Michaela Schüchner unterrichtet genau elf Stunden in der Woche. Bittet ihre Direktorin sie, doch die Stunde von einer kranken Kollegin zu übernehmen, rechnet Schüchner erst einmal genau nach, ob sie sich das überhaupt leisten kann.
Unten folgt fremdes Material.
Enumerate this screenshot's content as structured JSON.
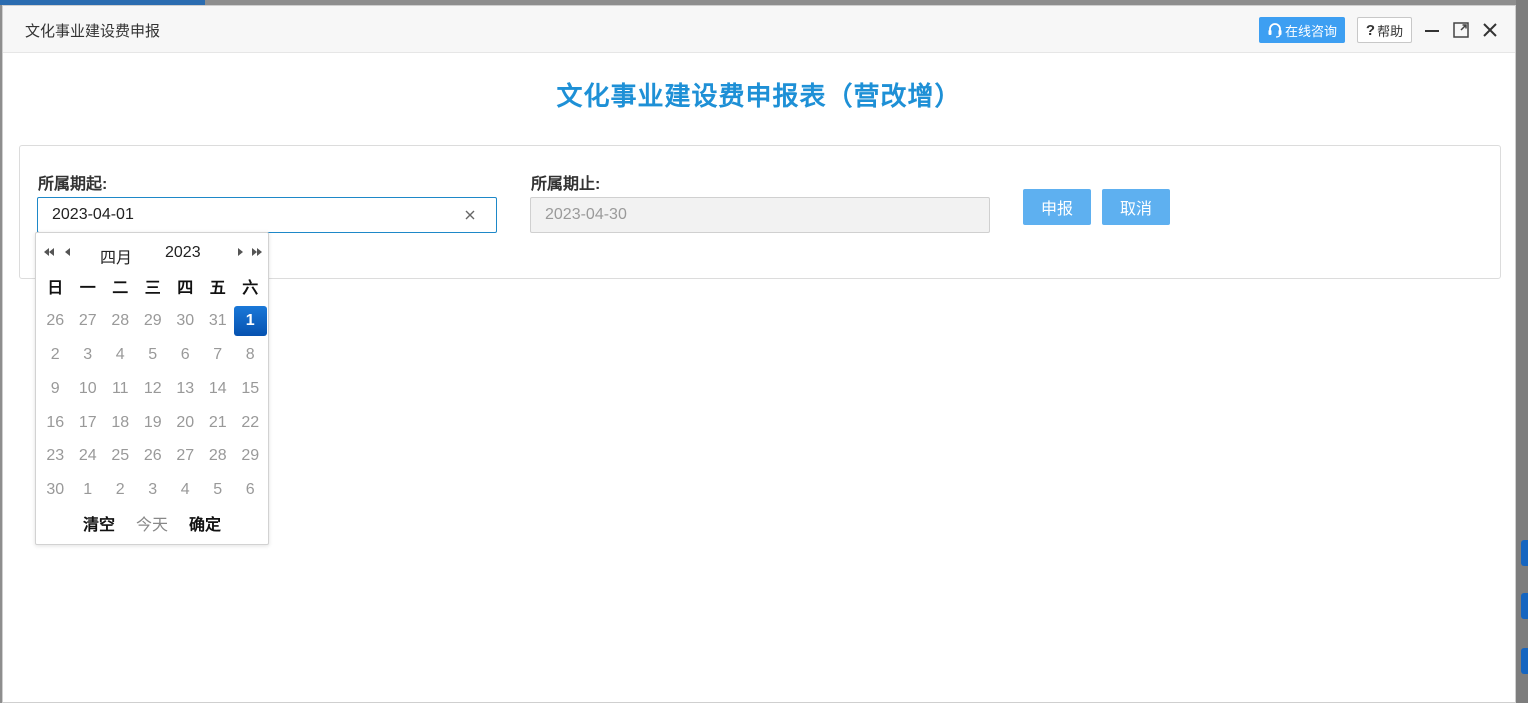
{
  "dialog": {
    "title": "文化事业建设费申报",
    "consult_label": "在线咨询",
    "help_label": "帮助",
    "help_mark": "?"
  },
  "form": {
    "title": "文化事业建设费申报表（营改增）",
    "start_label": "所属期起:",
    "start_value": "2023-04-01",
    "end_label": "所属期止:",
    "end_value": "2023-04-30",
    "submit_label": "申报",
    "cancel_label": "取消"
  },
  "calendar": {
    "month": "四月",
    "year": "2023",
    "weekdays": [
      "日",
      "一",
      "二",
      "三",
      "四",
      "五",
      "六"
    ],
    "weeks": [
      [
        "26",
        "27",
        "28",
        "29",
        "30",
        "31",
        "1"
      ],
      [
        "2",
        "3",
        "4",
        "5",
        "6",
        "7",
        "8"
      ],
      [
        "9",
        "10",
        "11",
        "12",
        "13",
        "14",
        "15"
      ],
      [
        "16",
        "17",
        "18",
        "19",
        "20",
        "21",
        "22"
      ],
      [
        "23",
        "24",
        "25",
        "26",
        "27",
        "28",
        "29"
      ],
      [
        "30",
        "1",
        "2",
        "3",
        "4",
        "5",
        "6"
      ]
    ],
    "selected": "1",
    "clear_label": "清空",
    "today_label": "今天",
    "confirm_label": "确定"
  },
  "colors": {
    "accent": "#3d9ff2",
    "title_blue": "#1e90d6",
    "selected_day": "#0b63c6",
    "button": "#5eb0f0"
  }
}
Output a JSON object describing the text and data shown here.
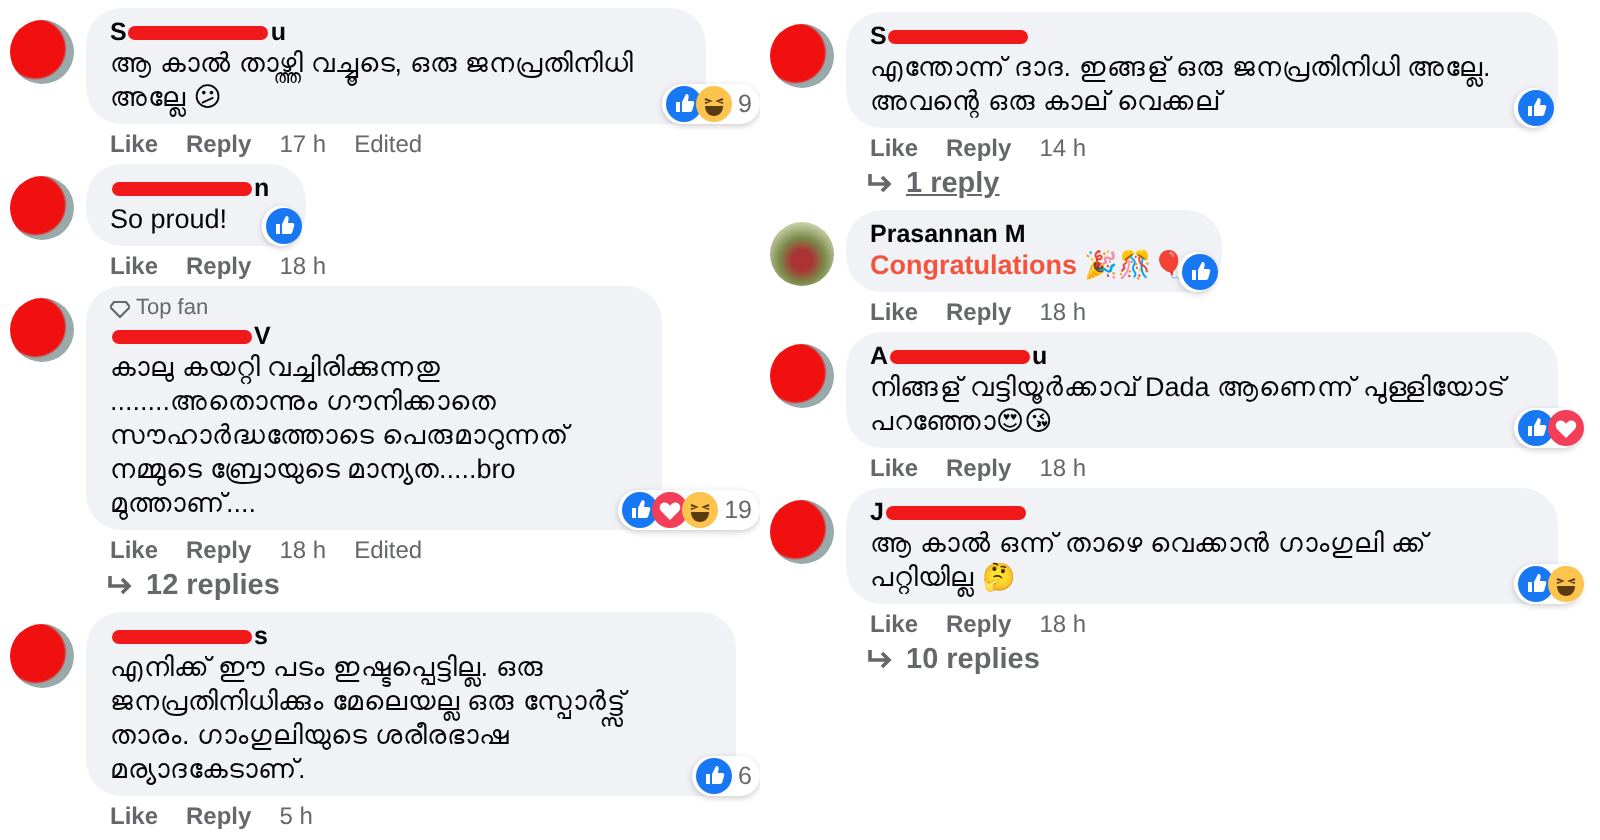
{
  "left_column": {
    "comments": [
      {
        "avatar_redacted": true,
        "name_start": "S",
        "name_redacted": true,
        "name_end": "u",
        "text": "ആ കാൽ താഴ്ത്തി വച്ചൂടെ, ഒരു ജനപ്രതിനിധി അല്ലേ 😕",
        "highlighted": false,
        "actions": [
          "Like",
          "Reply"
        ],
        "time": "17 h",
        "edited": "Edited",
        "reactions": [
          {
            "kind": "like"
          },
          {
            "kind": "haha"
          }
        ],
        "reaction_count": "9"
      },
      {
        "avatar_redacted": true,
        "name_redacted": true,
        "name_end": "n",
        "text": "So proud!",
        "highlighted": false,
        "actions": [
          "Like",
          "Reply"
        ],
        "time": "18 h",
        "reactions": [
          {
            "kind": "like"
          }
        ]
      },
      {
        "avatar_redacted": true,
        "badge": "Top fan",
        "name_redacted": true,
        "name_end": "V",
        "text": "കാലു കയറ്റി വച്ചിരിക്കുന്നതു ........അതൊന്നും ഗൗനിക്കാതെ സൗഹാർദ്ധത്തോടെ പെരുമാറുന്നത് നമ്മുടെ ബ്രോയുടെ മാന്യത.....bro മുത്താണ്....",
        "highlighted": false,
        "actions": [
          "Like",
          "Reply"
        ],
        "time": "18 h",
        "edited": "Edited",
        "reactions": [
          {
            "kind": "like"
          },
          {
            "kind": "love"
          },
          {
            "kind": "haha"
          }
        ],
        "reaction_count": "19",
        "replies": {
          "label": "12 replies",
          "underlined": false
        }
      },
      {
        "avatar_redacted": true,
        "name_redacted": true,
        "name_end": "s",
        "text": "എനിക്ക് ഈ പടം ഇഷ്ടപ്പെട്ടില്ല. ഒരു ജനപ്രതിനിധിക്കും മേലെയല്ല ഒരു സ്പോർട്ട്സ് താരം. ഗാംഗുലിയുടെ ശരീരഭാഷ മര്യാദകേടാണ്.",
        "highlighted": false,
        "actions": [
          "Like",
          "Reply"
        ],
        "time": "5 h",
        "reactions": [
          {
            "kind": "like"
          }
        ],
        "reaction_count": "6"
      }
    ]
  },
  "right_column": {
    "comments": [
      {
        "avatar_redacted": true,
        "name_start": "S",
        "name_redacted": true,
        "text": "എന്തോന്ന് ദാദ. ഇങ്ങള് ഒരു ജനപ്രതിനിധി അല്ലേ. അവന്റെ ഒരു കാല് വെക്കല്",
        "highlighted": false,
        "actions": [
          "Like",
          "Reply"
        ],
        "time": "14 h",
        "reactions": [
          {
            "kind": "like"
          }
        ],
        "replies": {
          "label": "1 reply",
          "underlined": true
        }
      },
      {
        "avatar_redacted": false,
        "name_start": "Prasannan M",
        "name_redacted": false,
        "text": "Congratulations 🎉🎊🎈",
        "highlighted": true,
        "actions": [
          "Like",
          "Reply"
        ],
        "time": "18 h",
        "reactions": [
          {
            "kind": "like"
          }
        ]
      },
      {
        "avatar_redacted": true,
        "name_start": "A",
        "name_redacted": true,
        "name_end": "u",
        "text": "നിങ്ങള് വട്ടിയൂർക്കാവ് Dada ആണെന്ന് പുള്ളിയോട് പറഞ്ഞോ😍😘",
        "highlighted": false,
        "actions": [
          "Like",
          "Reply"
        ],
        "time": "18 h",
        "reactions": [
          {
            "kind": "like"
          },
          {
            "kind": "love"
          }
        ]
      },
      {
        "avatar_redacted": true,
        "name_start": "J",
        "name_redacted": true,
        "text": "ആ കാൽ ഒന്ന് താഴെ വെക്കാൻ ഗാംഗുലി ക്ക് പറ്റിയില്ല 🤔",
        "highlighted": false,
        "actions": [
          "Like",
          "Reply"
        ],
        "time": "18 h",
        "reactions": [
          {
            "kind": "like"
          },
          {
            "kind": "haha"
          }
        ],
        "replies": {
          "label": "10 replies",
          "underlined": false
        }
      }
    ]
  }
}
Prinzipiell hätte die Sonderschullehrerin nichts gegen die eine oder andere Überstunde, schließlich war ihr Mann noch Zivildiener, als Sohn Emil vor einem halben Jahr auf die Welt kam. Aber sie bekommt Kindergeld und darf nur maximal 14.534 Euro im Jahr dazuverdienen. Liegt sie drüber, muss sie das gesamte Kindergeld am Jahresende zurückzahlen. "Im Prinzip passt das Kindergeld für uns", sagt die 25-Jährige, "aber es ist leider so starr und unflexibel."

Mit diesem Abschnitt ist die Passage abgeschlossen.